2017/11/15 1,060views

トレーニングで効果の高い心拍数と運動強度を割り出す方法

ダイエットや筋肉トレーニングをするとき、どんなトレーニングがあるのかを調べていくと「無酸素運動」と「有酸素運動」の違いなんてものを目にすることは少なくありません。

その中でよく、運動強度という言葉が使われていると思うのですが、知らない人からしてみれば運動強度ってなに? という感じだと思います。

なので、運動強度について簡単ではありますが解説したいと思います。

スポンサーリンク

運動強度とは何なのか?

簡単にいってしまうと「最大酸素摂取量または最大心拍数から割り出した、運動に対しての表現基準」です。

とはいえ、最大酸素摂取量も最大心拍数も正確に計測するためには専用の機器が必要になるため、簡易的な算出方法として「220-年齢」を最大心拍数として計算するものが主流です。

ですが、この「220-年齢」という計算方式には化学的な根拠がほとんどなく、あくまでも簡単に計算してしまおうというものなのですが、実はこれよりも正しく最大心拍数を計算できる式があります。

それは「208-0.7×年齢」というもので、「220-年齢」よりも高い精度で最大心拍数を知ることができます。

30歳の人であれば 208-0.7×30=187 となりますし、60歳の人であれば 208-0.7×60=166 ということになります。

次からの説明では30歳の187を基準に説明していきましょう!

心拍数から見たトレーニング効果の違い

ダイエットでジョギングなどの有酸素運動を取り入れているかたは知っているかもしれませんが、脂肪燃焼には好ましい心拍数があると言われています。

30代だと一分間に105~124回程度の心拍数が脂肪燃焼には効果が高いとされており、これは最大心拍数の56%~66%程度の数値になるため、一般的に脂肪燃焼しやすいと言われる60%前後の心拍数になっています。

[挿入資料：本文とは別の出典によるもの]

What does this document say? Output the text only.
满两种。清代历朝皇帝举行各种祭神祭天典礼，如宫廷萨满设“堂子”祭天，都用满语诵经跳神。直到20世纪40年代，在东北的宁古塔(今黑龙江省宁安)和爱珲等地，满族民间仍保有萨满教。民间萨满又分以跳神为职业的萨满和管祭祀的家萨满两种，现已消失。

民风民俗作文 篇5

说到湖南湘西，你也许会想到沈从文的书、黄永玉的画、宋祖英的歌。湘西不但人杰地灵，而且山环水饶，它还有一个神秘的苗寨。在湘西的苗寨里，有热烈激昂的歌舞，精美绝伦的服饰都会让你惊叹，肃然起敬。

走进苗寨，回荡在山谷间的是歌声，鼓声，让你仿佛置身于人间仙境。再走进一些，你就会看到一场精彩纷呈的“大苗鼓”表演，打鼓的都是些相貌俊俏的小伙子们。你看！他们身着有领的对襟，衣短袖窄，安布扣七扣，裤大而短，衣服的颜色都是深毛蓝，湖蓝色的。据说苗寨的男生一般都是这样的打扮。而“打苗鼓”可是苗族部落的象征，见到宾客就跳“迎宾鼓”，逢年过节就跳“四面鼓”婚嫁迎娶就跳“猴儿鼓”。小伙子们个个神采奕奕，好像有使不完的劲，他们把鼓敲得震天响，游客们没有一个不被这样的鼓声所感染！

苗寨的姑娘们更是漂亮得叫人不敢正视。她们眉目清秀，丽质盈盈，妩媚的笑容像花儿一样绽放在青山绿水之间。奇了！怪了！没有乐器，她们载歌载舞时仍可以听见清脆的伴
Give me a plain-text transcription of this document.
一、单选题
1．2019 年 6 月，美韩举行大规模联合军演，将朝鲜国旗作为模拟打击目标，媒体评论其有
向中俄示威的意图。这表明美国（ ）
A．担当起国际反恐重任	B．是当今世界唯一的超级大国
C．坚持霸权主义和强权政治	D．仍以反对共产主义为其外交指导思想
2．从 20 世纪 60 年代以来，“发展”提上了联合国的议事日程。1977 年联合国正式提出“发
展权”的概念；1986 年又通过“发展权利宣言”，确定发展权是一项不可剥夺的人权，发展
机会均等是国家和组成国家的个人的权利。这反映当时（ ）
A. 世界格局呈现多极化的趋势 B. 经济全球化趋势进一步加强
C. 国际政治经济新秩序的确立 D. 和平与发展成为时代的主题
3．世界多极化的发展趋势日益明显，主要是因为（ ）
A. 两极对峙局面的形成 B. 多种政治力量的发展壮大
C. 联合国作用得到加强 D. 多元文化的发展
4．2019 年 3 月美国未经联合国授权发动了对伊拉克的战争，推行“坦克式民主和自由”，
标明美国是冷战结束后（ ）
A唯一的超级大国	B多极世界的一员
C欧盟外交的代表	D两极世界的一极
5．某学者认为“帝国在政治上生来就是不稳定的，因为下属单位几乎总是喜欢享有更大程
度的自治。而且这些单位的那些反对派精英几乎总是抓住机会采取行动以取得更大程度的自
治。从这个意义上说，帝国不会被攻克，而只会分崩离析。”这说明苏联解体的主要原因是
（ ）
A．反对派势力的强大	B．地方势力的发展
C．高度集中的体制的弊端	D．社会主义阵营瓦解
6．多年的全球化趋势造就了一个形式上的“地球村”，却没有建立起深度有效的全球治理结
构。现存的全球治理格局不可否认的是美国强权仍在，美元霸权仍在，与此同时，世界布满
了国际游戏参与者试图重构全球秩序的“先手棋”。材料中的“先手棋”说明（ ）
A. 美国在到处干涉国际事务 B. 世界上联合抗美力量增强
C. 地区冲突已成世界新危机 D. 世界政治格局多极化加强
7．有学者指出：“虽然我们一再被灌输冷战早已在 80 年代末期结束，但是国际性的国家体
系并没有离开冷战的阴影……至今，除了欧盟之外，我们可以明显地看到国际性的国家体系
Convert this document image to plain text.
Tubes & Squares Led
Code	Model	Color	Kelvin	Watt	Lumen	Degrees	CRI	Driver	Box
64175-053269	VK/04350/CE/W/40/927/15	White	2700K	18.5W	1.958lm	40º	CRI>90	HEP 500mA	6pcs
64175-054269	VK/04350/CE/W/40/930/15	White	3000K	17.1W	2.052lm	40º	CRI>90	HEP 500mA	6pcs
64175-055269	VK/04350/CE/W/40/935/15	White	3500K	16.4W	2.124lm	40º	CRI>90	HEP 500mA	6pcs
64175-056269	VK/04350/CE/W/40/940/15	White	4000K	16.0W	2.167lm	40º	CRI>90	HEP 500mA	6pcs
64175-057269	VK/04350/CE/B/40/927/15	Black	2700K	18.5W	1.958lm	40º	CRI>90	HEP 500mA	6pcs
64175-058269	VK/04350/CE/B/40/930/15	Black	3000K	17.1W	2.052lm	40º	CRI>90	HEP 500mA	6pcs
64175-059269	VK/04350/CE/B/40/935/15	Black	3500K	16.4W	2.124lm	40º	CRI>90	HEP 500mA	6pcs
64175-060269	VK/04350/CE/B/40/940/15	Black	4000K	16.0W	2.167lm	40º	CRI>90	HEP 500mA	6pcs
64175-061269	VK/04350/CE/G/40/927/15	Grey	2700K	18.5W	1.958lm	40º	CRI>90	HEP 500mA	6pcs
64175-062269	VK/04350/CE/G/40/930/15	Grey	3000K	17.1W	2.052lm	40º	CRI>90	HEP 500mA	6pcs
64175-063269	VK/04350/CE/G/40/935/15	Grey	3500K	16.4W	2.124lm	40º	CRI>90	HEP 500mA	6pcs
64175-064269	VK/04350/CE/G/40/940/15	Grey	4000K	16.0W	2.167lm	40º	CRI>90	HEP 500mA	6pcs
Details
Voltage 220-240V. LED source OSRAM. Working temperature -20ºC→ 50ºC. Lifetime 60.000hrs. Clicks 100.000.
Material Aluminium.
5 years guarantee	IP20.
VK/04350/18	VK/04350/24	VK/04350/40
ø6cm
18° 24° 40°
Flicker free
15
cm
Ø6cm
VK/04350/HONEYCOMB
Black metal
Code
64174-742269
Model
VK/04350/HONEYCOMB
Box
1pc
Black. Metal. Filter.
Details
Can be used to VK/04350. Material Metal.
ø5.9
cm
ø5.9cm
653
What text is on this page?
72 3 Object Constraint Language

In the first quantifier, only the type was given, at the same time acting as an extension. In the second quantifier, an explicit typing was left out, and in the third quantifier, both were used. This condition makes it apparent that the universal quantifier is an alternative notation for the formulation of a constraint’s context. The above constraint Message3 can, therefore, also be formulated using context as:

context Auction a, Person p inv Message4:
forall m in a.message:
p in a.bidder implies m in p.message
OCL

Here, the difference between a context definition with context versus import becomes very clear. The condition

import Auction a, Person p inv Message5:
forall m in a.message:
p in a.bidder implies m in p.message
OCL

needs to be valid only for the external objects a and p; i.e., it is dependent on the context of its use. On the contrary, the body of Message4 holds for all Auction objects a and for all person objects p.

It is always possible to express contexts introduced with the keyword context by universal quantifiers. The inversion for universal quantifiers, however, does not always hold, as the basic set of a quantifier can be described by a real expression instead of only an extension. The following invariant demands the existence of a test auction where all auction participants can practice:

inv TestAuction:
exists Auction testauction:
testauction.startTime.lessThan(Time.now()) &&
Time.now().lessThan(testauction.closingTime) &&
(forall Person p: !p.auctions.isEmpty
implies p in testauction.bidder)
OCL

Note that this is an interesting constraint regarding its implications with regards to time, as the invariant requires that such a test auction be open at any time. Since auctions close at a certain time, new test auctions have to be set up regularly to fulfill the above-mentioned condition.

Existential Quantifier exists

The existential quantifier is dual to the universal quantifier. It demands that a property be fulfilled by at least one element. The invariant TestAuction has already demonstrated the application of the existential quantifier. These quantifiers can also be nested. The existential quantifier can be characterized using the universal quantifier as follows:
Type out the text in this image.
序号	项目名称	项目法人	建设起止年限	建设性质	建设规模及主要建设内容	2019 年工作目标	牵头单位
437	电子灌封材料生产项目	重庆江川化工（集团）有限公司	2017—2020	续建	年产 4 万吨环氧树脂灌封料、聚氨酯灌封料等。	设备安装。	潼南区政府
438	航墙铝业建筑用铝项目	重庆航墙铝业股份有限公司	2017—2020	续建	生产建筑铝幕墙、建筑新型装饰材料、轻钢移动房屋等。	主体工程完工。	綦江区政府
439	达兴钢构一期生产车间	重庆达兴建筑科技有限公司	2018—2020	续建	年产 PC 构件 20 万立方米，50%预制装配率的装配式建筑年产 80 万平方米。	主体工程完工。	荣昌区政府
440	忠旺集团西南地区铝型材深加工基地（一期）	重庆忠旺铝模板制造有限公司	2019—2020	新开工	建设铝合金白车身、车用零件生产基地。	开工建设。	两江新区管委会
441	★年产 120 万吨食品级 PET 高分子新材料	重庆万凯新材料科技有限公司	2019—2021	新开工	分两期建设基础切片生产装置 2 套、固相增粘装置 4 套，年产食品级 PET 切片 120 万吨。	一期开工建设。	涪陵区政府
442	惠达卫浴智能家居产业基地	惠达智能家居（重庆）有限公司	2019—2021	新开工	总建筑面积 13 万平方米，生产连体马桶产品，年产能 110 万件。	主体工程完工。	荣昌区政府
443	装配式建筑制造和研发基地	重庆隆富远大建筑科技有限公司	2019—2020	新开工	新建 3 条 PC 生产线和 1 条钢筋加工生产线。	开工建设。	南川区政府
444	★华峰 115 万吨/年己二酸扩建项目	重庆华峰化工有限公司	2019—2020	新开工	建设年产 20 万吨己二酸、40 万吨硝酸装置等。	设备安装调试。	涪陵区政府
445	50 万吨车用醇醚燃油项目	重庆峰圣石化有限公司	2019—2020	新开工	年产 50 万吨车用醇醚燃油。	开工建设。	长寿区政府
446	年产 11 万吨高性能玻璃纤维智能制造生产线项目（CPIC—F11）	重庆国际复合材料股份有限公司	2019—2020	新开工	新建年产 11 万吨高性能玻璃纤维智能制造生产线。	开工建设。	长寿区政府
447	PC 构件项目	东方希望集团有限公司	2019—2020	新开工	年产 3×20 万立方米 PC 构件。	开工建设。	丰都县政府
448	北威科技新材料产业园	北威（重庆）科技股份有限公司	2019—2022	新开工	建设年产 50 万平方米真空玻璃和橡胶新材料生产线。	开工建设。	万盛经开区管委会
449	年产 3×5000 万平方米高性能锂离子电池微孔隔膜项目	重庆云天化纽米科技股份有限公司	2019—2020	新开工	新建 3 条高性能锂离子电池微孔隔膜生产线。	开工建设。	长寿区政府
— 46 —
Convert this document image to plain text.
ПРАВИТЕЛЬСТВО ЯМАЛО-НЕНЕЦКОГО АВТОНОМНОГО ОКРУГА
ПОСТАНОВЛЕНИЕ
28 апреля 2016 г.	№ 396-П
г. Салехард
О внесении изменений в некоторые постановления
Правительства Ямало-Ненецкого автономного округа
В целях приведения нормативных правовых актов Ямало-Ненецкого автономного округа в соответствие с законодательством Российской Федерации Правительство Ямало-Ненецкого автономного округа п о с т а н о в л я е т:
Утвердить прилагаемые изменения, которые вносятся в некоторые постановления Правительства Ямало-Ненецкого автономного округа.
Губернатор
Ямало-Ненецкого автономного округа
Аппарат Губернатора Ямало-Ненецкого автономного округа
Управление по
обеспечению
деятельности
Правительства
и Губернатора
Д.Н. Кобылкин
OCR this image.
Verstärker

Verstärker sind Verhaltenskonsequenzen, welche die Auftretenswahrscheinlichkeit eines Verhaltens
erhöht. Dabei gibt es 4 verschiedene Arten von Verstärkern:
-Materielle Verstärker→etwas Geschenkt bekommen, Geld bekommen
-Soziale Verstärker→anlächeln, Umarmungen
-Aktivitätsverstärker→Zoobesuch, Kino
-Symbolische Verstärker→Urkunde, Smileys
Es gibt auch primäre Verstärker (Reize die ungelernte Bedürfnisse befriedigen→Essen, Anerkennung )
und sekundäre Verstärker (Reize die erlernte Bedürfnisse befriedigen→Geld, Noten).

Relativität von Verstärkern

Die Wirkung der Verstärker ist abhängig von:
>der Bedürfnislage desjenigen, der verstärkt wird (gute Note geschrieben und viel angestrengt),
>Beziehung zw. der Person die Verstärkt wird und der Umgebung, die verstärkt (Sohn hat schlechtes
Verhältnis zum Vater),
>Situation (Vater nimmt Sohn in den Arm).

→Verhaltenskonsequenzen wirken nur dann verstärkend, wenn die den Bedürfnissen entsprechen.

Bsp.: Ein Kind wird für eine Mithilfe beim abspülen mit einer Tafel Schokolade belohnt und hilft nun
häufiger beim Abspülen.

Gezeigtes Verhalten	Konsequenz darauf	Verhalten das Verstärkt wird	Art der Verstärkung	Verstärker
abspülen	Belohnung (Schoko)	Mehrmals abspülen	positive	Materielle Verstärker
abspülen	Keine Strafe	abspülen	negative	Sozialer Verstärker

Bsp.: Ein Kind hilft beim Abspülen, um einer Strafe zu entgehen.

持久力の向上を目的とするのであれば心拍数を70%程度まで、筋力強化目的とするのであれば心拍数を80%程度まで、瞬発力の向上を目的とするのであれば心拍数を90%程度まで引き上げるのがもっとも効果の見込める数値だそうです。

ですので、トレーニングをするさいには今の心拍数がどの程度なのかを計測し、自分の目的に合わせた運動強度のトレーニングをおこなうことが重要になってきます。

心拍数 心拍数ゾーン 効果
112回前後 60% 脂肪燃焼
131回前後 70% 持久力向上
150回前後 80% 筋力向上
168回前後 90% 瞬発力向上

トレーニングによる心拍数ゾーンと運動強度は別物

同じ年齢でも安静時の心拍数が60しかない人と、80程度ある人では運動強度から計算した心拍数には大きな差が生じます。

仮に運動強度を60%に設定していたとしたら、安静時の心拍数が60しかない人は以下のようになります。
※(最大心拍数 – 安静時心拍数)× 運動強度 + 安静時心拍数で計算。

(187-60)× 0.6 + 60 = 136.2
となり、一般的に脂肪燃焼にいいとされる心拍数を大幅に超えてしまいます。

また、安静時の心拍数が80程度ある人の場合も、
(187-80)× 0.6 + 80 = 144.2
となりますので、こちらも脂肪燃焼にいいとされる心拍数を大幅に超えています。

ですが、心拍数の割合でみた場合と運動強度で見た場合では脂肪燃焼にいいとされる心拍数が違いますので、40%程度の軽い運動強度で計算してみましょう。

(187-60)× 0.4 + 60 = 110.8
(187-80)× 0.4 + 80 = 122.8

この場合は安静時の心拍数が60の場合であっても、80の場合であっても、脂肪燃焼に効果の高いと言われる心拍数の範囲で収まっています。

運動強度 心拍数60 心拍数80
40% 110.8 122.8
50% 123.5 133.5
60% 136.2 144.2
70% 148.9 154.9
80% 161.6 165.6

まとめ

最大心拍数の○○%で計算した場合と、運動強度で計算した場合にはトレーニングに適切な運動量というのは大きく変わってきます。

ですが、どちらで計算した場合も似たようなトレーニング効果が見込めますので、自分が継続していけると思った方の数値を取り入れればいいのではないかなと。

トレーニングは続けることで意味があるものですし、無理をして続けられないようでは意味がありませんので。